0 stars 0 forks source link

Resilience to "soft" errors #5

Open JavierGOrdonnez opened 2 weeks ago

JavierGOrdonnez commented 2 weeks ago

User story

As a user, I would like to be able to iterate on a failing dakota.in file (and osparc template) until it runs successfully.

Current behaviour

Dakota Service returns an error and is not reactive to further inputs (see this line).

Although a dakota.in could be iterated on on a local setup to avoid this issue, this poses two complications:

With "soft errors" I refer to everything of the form:

 DakotaService: [osparc-meta-dakota:0.1.0] Traceback (most recent call last):
DakotaService: [osparc-meta-dakota:0.1.0]   File "/docker/dakota-start.py", line 55, in main
DakotaService: [osparc-meta-dakota:0.1.0]     dakota_service.start()
DakotaService: [osparc-meta-dakota:0.1.0]   File "/docker/dakota-start.py", line 120, in start
DakotaService: [osparc-meta-dakota:0.1.0]     self.start_dakota(dakota_conf, self.output0_dir_path)
DakotaService: [osparc-meta-dakota:0.1.0]   File "/docker/dakota-start.py", line 166, in start_dakota
DakotaService: [osparc-meta-dakota:0.1.0]     study.execute()
DakotaService: [osparc-meta-dakota:0.1.0] RuntimeError: Dakota aborted: Unknown error 252
...

e.g. everything being correctly handled by the except statement mentioned above.
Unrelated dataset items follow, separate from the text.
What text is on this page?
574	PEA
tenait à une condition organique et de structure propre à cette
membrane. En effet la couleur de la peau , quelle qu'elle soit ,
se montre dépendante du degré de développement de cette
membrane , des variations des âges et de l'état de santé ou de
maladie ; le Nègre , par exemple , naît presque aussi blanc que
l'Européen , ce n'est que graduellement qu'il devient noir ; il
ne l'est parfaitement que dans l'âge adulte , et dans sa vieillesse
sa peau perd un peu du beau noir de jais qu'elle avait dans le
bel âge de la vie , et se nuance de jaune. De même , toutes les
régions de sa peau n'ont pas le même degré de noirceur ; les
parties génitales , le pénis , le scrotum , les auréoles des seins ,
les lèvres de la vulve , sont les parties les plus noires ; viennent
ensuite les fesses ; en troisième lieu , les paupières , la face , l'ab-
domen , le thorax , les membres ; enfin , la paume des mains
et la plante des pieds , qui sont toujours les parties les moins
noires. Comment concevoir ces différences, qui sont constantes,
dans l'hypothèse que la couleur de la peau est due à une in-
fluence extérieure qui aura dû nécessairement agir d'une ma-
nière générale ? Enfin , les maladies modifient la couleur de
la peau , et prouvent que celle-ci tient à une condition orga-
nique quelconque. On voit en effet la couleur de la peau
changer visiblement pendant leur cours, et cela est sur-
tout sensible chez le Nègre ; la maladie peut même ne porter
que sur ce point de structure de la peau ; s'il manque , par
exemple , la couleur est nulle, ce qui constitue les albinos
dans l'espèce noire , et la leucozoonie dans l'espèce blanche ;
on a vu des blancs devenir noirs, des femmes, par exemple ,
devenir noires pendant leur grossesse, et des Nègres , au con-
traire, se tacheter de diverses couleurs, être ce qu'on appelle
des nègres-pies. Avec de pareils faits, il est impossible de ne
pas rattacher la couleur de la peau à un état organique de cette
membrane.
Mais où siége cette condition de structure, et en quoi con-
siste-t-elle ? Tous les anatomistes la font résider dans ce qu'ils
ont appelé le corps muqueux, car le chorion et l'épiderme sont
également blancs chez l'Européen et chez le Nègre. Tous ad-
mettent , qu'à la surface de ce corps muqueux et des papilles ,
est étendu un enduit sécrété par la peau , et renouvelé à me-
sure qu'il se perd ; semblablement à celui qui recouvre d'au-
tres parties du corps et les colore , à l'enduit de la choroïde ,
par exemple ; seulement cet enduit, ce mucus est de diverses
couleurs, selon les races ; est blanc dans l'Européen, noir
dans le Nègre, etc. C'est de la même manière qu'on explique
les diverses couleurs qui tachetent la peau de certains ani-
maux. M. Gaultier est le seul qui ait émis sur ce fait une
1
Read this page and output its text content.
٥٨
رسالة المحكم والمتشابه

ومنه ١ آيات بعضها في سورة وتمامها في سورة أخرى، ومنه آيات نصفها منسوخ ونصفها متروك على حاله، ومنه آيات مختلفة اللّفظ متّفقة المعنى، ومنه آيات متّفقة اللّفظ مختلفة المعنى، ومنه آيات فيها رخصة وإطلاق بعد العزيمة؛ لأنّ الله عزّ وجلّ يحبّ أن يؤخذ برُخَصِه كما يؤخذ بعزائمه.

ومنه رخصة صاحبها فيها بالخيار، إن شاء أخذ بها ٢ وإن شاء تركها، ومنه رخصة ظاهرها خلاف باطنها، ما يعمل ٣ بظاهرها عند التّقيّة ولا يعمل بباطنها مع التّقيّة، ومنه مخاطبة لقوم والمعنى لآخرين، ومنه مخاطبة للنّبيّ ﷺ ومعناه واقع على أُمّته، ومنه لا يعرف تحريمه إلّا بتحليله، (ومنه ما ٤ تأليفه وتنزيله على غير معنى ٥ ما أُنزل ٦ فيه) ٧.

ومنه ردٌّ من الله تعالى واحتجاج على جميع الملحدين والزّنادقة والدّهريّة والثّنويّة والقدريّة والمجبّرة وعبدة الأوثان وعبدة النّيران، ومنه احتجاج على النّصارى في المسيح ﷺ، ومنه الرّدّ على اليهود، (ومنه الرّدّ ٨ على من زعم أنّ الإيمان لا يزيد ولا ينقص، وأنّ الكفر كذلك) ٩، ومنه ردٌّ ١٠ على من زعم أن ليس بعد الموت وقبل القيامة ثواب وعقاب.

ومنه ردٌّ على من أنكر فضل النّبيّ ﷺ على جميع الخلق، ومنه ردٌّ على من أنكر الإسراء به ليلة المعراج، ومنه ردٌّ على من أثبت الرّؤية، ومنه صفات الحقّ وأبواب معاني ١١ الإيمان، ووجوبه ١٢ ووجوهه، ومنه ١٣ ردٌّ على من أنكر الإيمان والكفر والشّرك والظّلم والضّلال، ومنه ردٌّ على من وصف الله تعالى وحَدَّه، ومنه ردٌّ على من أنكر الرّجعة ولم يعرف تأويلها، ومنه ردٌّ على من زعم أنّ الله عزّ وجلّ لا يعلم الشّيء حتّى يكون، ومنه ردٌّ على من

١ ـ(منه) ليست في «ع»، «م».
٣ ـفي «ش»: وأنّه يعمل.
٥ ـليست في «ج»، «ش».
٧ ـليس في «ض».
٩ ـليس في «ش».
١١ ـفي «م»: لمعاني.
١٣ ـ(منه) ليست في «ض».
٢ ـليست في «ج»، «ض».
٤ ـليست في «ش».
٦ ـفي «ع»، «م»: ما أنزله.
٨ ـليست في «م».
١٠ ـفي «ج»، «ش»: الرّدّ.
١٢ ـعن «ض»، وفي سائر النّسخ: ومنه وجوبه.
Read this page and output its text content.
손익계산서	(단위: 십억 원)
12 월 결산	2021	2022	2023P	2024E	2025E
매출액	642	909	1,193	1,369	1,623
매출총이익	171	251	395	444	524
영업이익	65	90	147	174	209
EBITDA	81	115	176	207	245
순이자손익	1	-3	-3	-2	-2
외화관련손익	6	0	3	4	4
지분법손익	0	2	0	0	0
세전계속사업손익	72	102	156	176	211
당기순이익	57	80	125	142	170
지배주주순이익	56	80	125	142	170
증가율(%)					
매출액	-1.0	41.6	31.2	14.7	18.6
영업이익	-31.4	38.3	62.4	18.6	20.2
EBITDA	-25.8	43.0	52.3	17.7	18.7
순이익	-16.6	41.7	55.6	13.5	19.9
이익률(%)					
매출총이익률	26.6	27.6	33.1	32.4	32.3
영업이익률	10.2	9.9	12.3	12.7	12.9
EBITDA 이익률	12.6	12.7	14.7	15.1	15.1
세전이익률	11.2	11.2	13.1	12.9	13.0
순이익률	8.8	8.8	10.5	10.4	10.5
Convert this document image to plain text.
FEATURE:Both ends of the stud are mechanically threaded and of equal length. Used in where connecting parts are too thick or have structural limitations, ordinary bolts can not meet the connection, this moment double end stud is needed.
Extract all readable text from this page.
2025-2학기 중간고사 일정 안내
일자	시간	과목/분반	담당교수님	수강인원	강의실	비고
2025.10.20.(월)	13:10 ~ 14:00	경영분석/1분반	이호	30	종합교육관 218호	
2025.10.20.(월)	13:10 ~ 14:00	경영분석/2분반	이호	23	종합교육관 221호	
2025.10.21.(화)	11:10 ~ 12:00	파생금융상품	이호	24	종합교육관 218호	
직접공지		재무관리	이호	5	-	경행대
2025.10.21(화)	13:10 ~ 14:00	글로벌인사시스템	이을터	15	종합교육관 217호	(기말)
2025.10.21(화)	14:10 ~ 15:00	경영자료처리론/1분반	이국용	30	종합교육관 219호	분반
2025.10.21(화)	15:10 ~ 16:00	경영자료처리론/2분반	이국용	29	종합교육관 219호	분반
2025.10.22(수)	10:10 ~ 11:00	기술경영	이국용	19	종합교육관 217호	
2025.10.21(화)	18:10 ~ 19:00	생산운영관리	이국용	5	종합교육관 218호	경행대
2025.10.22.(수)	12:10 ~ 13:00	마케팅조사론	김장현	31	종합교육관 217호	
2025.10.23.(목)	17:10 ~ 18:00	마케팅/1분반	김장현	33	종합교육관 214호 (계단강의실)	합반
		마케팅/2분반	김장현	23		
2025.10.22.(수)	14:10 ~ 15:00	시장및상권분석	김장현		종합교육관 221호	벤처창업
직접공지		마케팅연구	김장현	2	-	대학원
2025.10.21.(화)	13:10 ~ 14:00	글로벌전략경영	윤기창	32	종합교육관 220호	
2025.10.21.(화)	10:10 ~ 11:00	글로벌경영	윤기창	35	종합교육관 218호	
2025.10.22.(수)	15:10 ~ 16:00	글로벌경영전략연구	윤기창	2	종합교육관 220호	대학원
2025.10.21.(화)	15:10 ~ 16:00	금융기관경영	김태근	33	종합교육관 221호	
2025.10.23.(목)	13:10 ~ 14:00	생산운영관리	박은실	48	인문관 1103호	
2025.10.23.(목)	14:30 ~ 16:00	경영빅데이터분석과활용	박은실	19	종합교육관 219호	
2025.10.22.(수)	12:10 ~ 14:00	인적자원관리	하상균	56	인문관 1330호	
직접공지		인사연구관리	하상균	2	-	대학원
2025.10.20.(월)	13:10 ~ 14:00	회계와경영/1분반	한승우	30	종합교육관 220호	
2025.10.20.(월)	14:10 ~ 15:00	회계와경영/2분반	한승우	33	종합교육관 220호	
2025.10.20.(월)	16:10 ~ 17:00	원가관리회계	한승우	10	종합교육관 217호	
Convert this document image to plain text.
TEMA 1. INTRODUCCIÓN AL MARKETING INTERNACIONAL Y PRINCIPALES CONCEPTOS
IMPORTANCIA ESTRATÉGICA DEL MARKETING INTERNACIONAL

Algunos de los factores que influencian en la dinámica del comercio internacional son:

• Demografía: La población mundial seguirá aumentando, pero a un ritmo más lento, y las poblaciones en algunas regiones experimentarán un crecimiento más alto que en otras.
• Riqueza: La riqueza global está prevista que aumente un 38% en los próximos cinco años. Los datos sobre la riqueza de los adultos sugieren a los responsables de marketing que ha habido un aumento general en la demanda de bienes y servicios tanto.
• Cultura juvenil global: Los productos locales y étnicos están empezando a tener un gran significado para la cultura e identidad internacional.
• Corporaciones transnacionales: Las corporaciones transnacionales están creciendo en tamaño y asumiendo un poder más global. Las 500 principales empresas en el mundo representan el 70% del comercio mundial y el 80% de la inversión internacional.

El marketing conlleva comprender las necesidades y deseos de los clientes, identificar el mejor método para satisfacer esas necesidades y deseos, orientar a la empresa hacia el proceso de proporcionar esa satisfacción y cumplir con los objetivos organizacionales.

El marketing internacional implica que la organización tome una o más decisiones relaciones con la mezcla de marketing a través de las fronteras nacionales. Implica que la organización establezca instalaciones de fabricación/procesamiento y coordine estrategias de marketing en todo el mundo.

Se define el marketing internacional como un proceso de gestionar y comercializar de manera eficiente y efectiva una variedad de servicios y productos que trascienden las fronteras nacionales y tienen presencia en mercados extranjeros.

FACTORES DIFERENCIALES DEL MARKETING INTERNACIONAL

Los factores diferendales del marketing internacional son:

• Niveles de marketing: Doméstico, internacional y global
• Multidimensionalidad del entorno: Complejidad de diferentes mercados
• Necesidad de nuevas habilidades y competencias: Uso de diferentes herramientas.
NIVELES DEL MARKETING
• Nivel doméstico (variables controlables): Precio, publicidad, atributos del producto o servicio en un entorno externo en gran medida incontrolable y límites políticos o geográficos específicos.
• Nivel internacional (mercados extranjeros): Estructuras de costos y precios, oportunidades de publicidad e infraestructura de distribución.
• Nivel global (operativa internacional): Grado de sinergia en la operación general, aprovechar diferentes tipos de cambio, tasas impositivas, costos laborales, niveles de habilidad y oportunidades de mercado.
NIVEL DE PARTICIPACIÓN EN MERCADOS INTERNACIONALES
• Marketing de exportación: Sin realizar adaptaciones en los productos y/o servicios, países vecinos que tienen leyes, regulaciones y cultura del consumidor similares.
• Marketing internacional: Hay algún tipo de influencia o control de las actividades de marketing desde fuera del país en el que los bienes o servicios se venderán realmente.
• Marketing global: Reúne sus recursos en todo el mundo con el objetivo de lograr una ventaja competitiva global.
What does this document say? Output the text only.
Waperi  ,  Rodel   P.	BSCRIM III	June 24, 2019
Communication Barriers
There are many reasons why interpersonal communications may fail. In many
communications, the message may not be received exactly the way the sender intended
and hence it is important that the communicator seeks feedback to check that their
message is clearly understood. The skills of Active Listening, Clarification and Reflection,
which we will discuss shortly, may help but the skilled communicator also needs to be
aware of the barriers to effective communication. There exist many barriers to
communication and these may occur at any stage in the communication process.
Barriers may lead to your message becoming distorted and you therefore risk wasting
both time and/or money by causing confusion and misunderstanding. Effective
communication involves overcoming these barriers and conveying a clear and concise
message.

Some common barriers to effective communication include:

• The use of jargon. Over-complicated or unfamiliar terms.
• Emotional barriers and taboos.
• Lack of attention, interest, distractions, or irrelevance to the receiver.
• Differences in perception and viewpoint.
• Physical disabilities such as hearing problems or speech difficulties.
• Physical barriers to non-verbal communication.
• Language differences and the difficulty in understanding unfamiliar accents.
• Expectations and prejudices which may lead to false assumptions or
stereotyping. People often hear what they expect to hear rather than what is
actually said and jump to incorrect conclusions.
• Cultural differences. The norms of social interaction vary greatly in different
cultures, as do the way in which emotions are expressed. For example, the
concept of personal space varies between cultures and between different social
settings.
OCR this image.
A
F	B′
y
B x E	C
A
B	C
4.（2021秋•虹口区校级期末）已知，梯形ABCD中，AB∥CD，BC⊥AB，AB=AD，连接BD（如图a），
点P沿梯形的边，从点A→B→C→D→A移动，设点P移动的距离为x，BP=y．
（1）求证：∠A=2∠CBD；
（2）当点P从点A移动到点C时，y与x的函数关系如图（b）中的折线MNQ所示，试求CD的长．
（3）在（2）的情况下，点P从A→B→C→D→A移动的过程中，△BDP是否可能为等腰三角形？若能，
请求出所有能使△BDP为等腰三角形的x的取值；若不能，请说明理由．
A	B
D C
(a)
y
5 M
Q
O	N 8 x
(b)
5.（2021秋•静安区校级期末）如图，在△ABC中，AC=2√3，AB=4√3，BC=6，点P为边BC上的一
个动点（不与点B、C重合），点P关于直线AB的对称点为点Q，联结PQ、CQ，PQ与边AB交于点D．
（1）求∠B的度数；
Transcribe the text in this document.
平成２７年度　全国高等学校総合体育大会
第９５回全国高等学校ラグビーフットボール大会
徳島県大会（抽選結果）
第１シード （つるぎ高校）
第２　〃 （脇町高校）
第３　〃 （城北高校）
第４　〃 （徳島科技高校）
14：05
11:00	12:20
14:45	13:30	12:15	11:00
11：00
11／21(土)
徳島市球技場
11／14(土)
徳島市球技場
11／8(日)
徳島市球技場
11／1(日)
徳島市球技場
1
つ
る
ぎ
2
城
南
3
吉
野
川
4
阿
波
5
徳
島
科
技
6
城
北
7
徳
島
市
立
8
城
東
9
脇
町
Hard errors (e.g. the script failing somewhere else) are out of scope.

Desired behaviour

Such errors should be logged same as now, but then the script returns to the state in line 55 - e.g. DakotaService.start() is executed again.

The DakotaService object should be the same (so that no new handshake is needed) and register which is the input file that gave the error, and only proceed to execution if a new dakota.in is sent.

PS I ignore if the sidecar repeatedly copies the Notebook output to the Dakota input, or only when such output has changed. That will affect how the "new" dakota.in detection should be carried out - either by file information, watchdog, or file contents.

wvangeit commented 2 weeks ago

Did you try on your own machine to see if this behavior actually works in dakota? I changed the service code, but it seems the dakota python process, as I kind of was afraid of, is not able to recover from an error.

JavierGOrdonnez commented 2 weeks ago

I can test the dakota-itis wheel, but not the oSPARC service (I dont deploy locally) nor the interface with python (which is to be handled by the ParallelRunner). I would be interested to see your setup, and maybe I can investigate it myself as well. Thank you.

wvangeit commented 2 weeks ago

It has nothing to do with the service itself though. My question was if you tried it locally with the dakota wheel. It seems dakota python can't recover from these errors. (unless you found a way around it)